Quello che mi meraviglia, quelle volte che uso Facebook, è scoprire che molto spesso gli utenti più assidui utilizzano il social network in modo, per così dire, “allegro”, sprecando i “Like”, i commenti e le condivisioni che sulle bacheche private, in fondo, hanno scarso valore (servono solo a fare crescere l’autostima del proprietario) ma che nelle “Pagine” hanno un ruolo fondamentale. Preciso che questa non vuole essere una guida SEO (non è il mio mestiere) ma ho notato che molto spesso sono proprio gli amministratori delle pagine a commettere errori grossolani.

Mettere un “mi piace” su un post in bacheca vuol dire, semplicemente, che quell’immagine, quella frase, quel video mi è particolarmente gradito. Alla stessa stregua di un bel tramonto, di una canzone, di una mamma che gioca con il suo bambino. In poche parole un semplice riconoscimento. Commentare un post, invece, vuol dire argomentare le proprie opinioni in merito. Naturalmente andrebbe fatto con un minimo di educazione e con il dovuto rispetto per le opinioni altrui.

Molto spesso, invece, assistiamo a delle vere e proprie “flame”, condite da insulti e maledizioni varie. Personalmente, quando vedo che i commenti a un post scatenano queste guerre verbali, mi astengo da entrare nella disputa. Lo facevo all’epoca dei NG (i quasi defunti Newsgroup) ma all’epoca esistevano i moderatori in carne ed ossa (non un algoritmo di controllo) che in un batter di ciglia eliminavano i post incriminati e magari “bannavano” (cancellavano) gli utenti più facinorosi.

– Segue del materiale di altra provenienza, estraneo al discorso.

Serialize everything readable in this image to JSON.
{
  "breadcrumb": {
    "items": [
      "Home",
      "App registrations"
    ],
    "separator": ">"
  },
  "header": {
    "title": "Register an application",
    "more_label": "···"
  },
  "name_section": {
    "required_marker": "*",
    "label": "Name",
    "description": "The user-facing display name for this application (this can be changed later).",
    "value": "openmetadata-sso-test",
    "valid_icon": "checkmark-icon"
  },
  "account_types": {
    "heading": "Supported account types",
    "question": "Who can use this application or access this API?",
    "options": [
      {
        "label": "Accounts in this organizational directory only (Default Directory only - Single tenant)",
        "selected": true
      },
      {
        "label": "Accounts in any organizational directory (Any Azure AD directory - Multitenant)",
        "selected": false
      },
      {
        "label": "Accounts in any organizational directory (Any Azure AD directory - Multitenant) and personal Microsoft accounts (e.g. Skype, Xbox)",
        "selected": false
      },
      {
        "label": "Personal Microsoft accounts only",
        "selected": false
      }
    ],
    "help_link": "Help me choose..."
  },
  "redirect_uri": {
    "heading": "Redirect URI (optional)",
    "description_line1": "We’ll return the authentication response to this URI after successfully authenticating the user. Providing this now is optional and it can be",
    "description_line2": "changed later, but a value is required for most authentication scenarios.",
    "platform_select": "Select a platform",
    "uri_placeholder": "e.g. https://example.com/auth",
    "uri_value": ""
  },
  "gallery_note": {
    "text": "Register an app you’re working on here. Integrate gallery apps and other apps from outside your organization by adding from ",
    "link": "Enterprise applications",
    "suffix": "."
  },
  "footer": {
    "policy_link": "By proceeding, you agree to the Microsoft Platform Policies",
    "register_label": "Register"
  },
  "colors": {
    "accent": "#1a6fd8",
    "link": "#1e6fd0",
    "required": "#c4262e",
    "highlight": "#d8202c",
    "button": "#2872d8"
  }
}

La condivisione su Facebook, invece, è un’arma potentissima in grado di generare una vera e propria reazione a catena che coinvolge amici, amici degli amici e via discorrendo. Facciamo un esempio, una paginetta con un paio di centinaia di “Like”. Se la condivido sulla mia striminzita bacheca (un centinaio di amici) forse riesco ad aggiungere altre cinque o sei persone che, magari, hanno migliaia di amici e quindi, condividendo a loro volta, generano altri 250 “Like”. Un raddoppio in un passaggio non è previsto nemmeno nei più strampalati e visionari piani delle catene di Sant’Antonio!

Anche nel caso delle condivisioni bisogna, ovviamente, usare la testa. Prima di condividere qualsiasi cosa su Facebook verificatene l’autenticità. Troppe morti di VIP sono diventate “quasi vere” a colpi di condivisioni e troppi appelli inutili riempiono le nostre bacheche!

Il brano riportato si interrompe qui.